Le poids des crises économique et institutionnelle

La Chambre bleu horizon 1919 – 1924
Les élections législatives de novembre 1919 consacrent le Bloc national, composé des partis de la droite conservatrice et de la droite radicale. C’est la « Chambre bleu horizon ».
« L’Allemagne paiera », la peur du bolchevisme, sont les thèmes forts du programme politique.
Cette législature est celle de l’indemnisation des victimes de guerre et du lancement de la reconstruction du pays. Mais comme l’Allemagne ne paie pas les réparations de guerre auxquelles elle est contrainte, la crise budgétaire et financière s’installe. Le gouvernement décide d’augmenter  les impôts. Sous l’impulsion de la Grande-Bretagne, le président du conseil, Aristide Briand, tente de renégocier les réparations de guerre avec les Allemands. Il est désavoué par le parlement. Raymond Poincaré lui succède et décide de faire occuper la Ruhr en 1923 pour que la France se dédommage directement. La France est désavouée par la Grande-Bretagne et les Etats Unis qui organisent une riposte financière sur la monnaie française. En 1925 la France devra se retirer et accepter le plan Dawes qui diminue et rééchelonne le paiement des dommages de guerre par l’Allemagne.

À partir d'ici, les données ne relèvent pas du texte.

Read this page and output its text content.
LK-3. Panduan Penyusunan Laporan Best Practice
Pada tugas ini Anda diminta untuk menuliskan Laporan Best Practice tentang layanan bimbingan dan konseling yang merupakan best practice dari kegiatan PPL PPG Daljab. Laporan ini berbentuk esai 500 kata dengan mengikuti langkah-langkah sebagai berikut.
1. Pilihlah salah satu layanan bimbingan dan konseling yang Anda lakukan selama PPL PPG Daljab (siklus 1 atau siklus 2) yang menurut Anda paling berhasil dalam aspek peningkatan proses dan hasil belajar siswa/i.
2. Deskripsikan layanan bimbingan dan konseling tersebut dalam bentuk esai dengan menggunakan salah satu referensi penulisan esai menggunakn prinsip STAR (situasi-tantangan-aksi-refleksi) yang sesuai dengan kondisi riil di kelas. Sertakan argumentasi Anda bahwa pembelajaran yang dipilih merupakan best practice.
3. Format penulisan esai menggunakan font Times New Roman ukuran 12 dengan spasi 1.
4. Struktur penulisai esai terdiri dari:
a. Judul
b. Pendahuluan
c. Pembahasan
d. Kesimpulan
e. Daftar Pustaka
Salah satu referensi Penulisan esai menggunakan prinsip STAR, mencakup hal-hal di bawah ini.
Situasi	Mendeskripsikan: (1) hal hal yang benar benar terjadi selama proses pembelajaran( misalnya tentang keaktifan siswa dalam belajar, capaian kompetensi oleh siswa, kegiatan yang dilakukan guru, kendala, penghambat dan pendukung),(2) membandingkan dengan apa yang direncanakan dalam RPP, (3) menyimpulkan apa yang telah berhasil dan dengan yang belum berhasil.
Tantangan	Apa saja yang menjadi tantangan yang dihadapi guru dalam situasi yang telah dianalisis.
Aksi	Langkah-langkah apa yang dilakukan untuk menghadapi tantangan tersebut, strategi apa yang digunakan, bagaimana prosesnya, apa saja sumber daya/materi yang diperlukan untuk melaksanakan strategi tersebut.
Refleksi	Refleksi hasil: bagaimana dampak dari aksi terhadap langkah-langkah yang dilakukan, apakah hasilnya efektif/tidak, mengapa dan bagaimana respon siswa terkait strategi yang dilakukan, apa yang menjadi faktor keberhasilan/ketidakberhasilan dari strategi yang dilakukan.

Le Cartel des Gauches 1924 – 1928
Il s’agit d’une coalition du parti radical, radical socialiste, républicain-sociaux et de la S.F.I.O. Edouard Herriot en est la principale figure. Le Cartel des gauches adopte une position conciliatrice en acceptant le plan Dawes qui réévalue à la baisse les réparations que l'Allemagne devait à la France. La Ruhr est évacuée. La France reconnait l’Urss en 1924.
Sur le plan intérieur, le président de la république, Alexandre Millerand, est contraint à la démission, accusé d’être sorti de son impartialité en soutenant trop la politique du Bloc national.
La crise financière n’arrive pas à être réglée conduisant à la chute du Cartel. Edouard Herriot est remplacé par Raymond Poincaré. Le gouvernement est alors une coalition républicaine à laquelle les socialistes ne participent pas.

Coalition de droite 1928 – 1932
L’homme fort de cette coalition jusqu’en 1929 est Raymond Poincaré.
La dette de guerre, la reconstruction, les réparations de guerre non payées par l’Allemagne ont malmené l’économie et la monnaie. Sa principale action est la dévaluation et la stabilisation du franc. Les radicaux qui soutenaient Poincaré décident de s’axer plus à gauche et quittent le gouvernement. Jusqu’à la fin de la législature les gouvernements qui se succèdent sont plus orientés à droite. Ils durent affronter la crise issue du krach boursier de 1929 qui gagnait de plus en plus en France.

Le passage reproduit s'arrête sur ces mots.